Même si la plupart des internationales vivent à l'étranger, Shomala est elle restée au pays. Elle loue leur engagement, qui leur a permis de conquérir deux sacres continentaux consécutifs, en 2017 au Mali et en 2019 au Sénégal.

Nigéria : la légende Shola Shomala exhorte les femmes à coacher

"Nos filles sont cultivées et disciplinées, la communication est ainsi simple et il est agréable de travailler ensemble. Tout le monde comprend son rôle et celui des autres."

Concernant les succès actuels de son équipe nationale, Shomala avancent qu'ils sont le fruit de la discipline et d'une bonne préparation.

"Le fait que nous régnons depuis plusieurs années au sommet de la hiérarchie continentale signifie que nous faisons quelque chose de juste.

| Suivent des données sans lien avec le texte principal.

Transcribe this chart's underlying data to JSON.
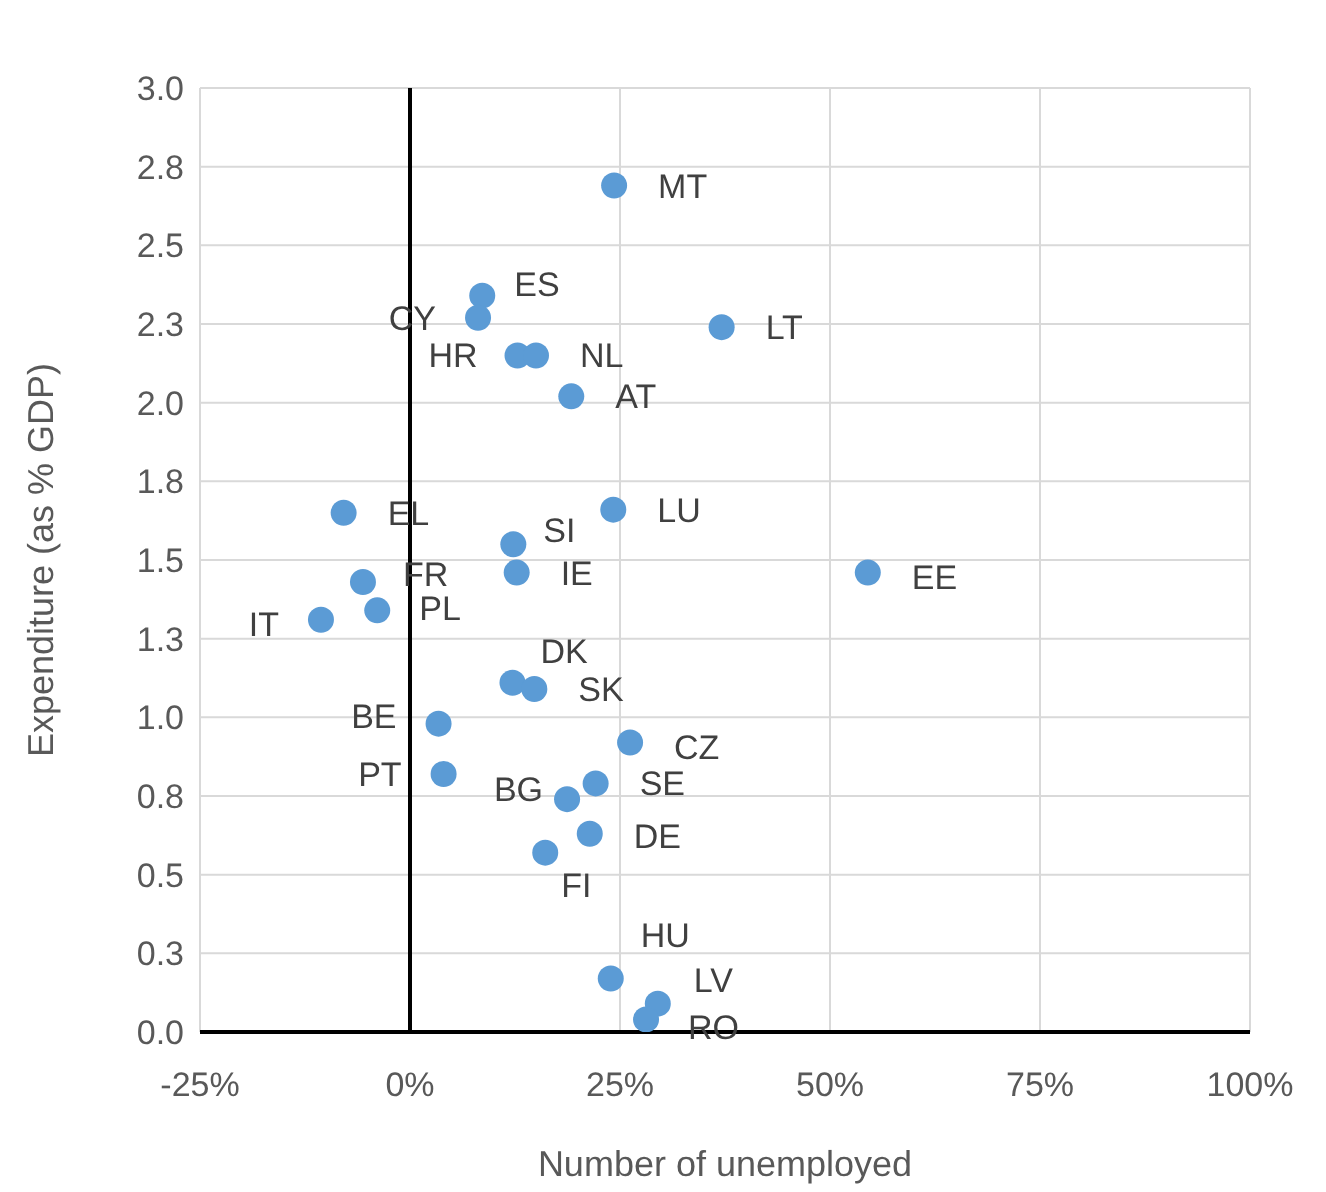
{
  "chart_data": {
    "type": "scatter",
    "xlabel": "Number of unemployed",
    "ylabel": "Expenditure (as % GDP)",
    "series": [
      {
        "color": "#5b9bd5",
        "x": [
          24.3,
          8.6,
          8.1,
          12.8,
          15.0,
          19.2,
          37.1,
          -7.9,
          24.2,
          12.3,
          12.7,
          -5.6,
          -3.9,
          -10.6,
          54.5,
          12.2,
          14.8,
          3.4,
          26.2,
          4.0,
          22.1,
          18.7,
          21.4,
          16.1,
          23.9,
          29.5,
          28.1
        ],
        "values": [
          2.69,
          2.34,
          2.27,
          2.15,
          2.15,
          2.02,
          2.24,
          1.65,
          1.66,
          1.55,
          1.46,
          1.43,
          1.34,
          1.31,
          1.46,
          1.11,
          1.09,
          0.98,
          0.92,
          0.82,
          0.79,
          0.74,
          0.63,
          0.57,
          0.17,
          0.09,
          0.04
        ]
      }
    ],
    "annotations": [
      {
        "text": "MT",
        "x": 24.3,
        "y": 2.69
      },
      {
        "text": "ES",
        "x": 8.6,
        "y": 2.34
      },
      {
        "text": "CY",
        "x": 8.1,
        "y": 2.27
      },
      {
        "text": "HR",
        "x": 12.8,
        "y": 2.15
      },
      {
        "text": "NL",
        "x": 15.0,
        "y": 2.15
      },
      {
        "text": "AT",
        "x": 19.2,
        "y": 2.02
      },
      {
        "text": "LT",
        "x": 37.1,
        "y": 2.24
      },
      {
        "text": "EL",
        "x": -7.9,
        "y": 1.65
      },
      {
        "text": "LU",
        "x": 24.2,
        "y": 1.66
      },
      {
        "text": "SI",
        "x": 12.3,
        "y": 1.55
      },
      {
        "text": "IE",
        "x": 12.7,
        "y": 1.46
      },
      {
        "text": "FR",
        "x": -5.6,
        "y": 1.43
      },
      {
        "text": "PL",
        "x": -3.9,
        "y": 1.34
      },
      {
        "text": "IT",
        "x": -10.6,
        "y": 1.31
      },
      {
        "text": "EE",
        "x": 54.5,
        "y": 1.46
      },
      {
        "text": "DK",
        "x": 12.2,
        "y": 1.11
      },
      {
        "text": "SK",
        "x": 14.8,
        "y": 1.09
      },
      {
        "text": "BE",
        "x": 3.4,
        "y": 0.98
      },
      {
        "text": "CZ",
        "x": 26.2,
        "y": 0.92
      },
      {
        "text": "PT",
        "x": 4.0,
        "y": 0.82
      },
      {
        "text": "SE",
        "x": 22.1,
        "y": 0.79
      },
      {
        "text": "BG",
        "x": 18.7,
        "y": 0.74
      },
      {
        "text": "DE",
        "x": 21.4,
        "y": 0.63
      },
      {
        "text": "FI",
        "x": 16.1,
        "y": 0.57
      },
      {
        "text": "HU",
        "x": 23.9,
        "y": 0.17
      },
      {
        "text": "LV",
        "x": 29.5,
        "y": 0.09
      },
      {
        "text": "RO",
        "x": 28.1,
        "y": 0.04
      }
    ],
    "xlim": [
      -25,
      100
    ],
    "xticks": [
      {
        "value": -25,
        "label": "-25%"
      },
      {
        "value": 0,
        "label": "0%"
      },
      {
        "value": 25,
        "label": "25%"
      },
      {
        "value": 50,
        "label": "50%"
      },
      {
        "value": 75,
        "label": "75%"
      },
      {
        "value": 100,
        "label": "100%"
      }
    ],
    "ylim": [
      0,
      3
    ],
    "yticks": [
      {
        "value": 0,
        "label": "0.0"
      },
      {
        "value": 0.25,
        "label": "0.3"
      },
      {
        "value": 0.5,
        "label": "0.5"
      },
      {
        "value": 0.75,
        "label": "0.8"
      },
      {
        "value": 1,
        "label": "1.0"
      },
      {
        "value": 1.25,
        "label": "1.3"
      },
      {
        "value": 1.5,
        "label": "1.5"
      },
      {
        "value": 1.75,
        "label": "1.8"
      },
      {
        "value": 2,
        "label": "2.0"
      },
      {
        "value": 2.25,
        "label": "2.3"
      },
      {
        "value": 2.5,
        "label": "2.5"
      },
      {
        "value": 2.75,
        "label": "2.8"
      },
      {
        "value": 3,
        "label": "3.0"
      }
    ],
    "ref_lines": [
      {
        "axis": "x",
        "value": 0,
        "color": "#000000"
      }
    ],
    "grid": true,
    "marker": "circle",
    "legend": false
  }
}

Durant mes années de joueuse, notre plus grand défi était la préparation. Les joueuses ne se retrouvaient qu'une semaine avant les compétitions, ce qui ne facilitait pas les choses," explique-t-elle.

L'équipe nationale du Nigeria s'est illustrée en prenant la 8e place de la Coupe du Monde Féminine FIBA 2018 et elle participera une seconde fois à des JO, l'an prochain au Japon. Shomala estime que ce report est l'occasion de préparer encore mieux la sélection en vue de la tâche qui l'attend.

"Cela nous donne davantage de temps pour la planification et la préparation. À cause du confinement, de nombreuses joueuses ont été limitées, mais elles ont travaillé dur individuellement. Elles sont toutes conscientes des enjeux. Elles se sont beaucoup investies pour rester en forme. J'ai confiance en cette équipe et je suis convaincue que nous allons à nouveau surprendre le monde."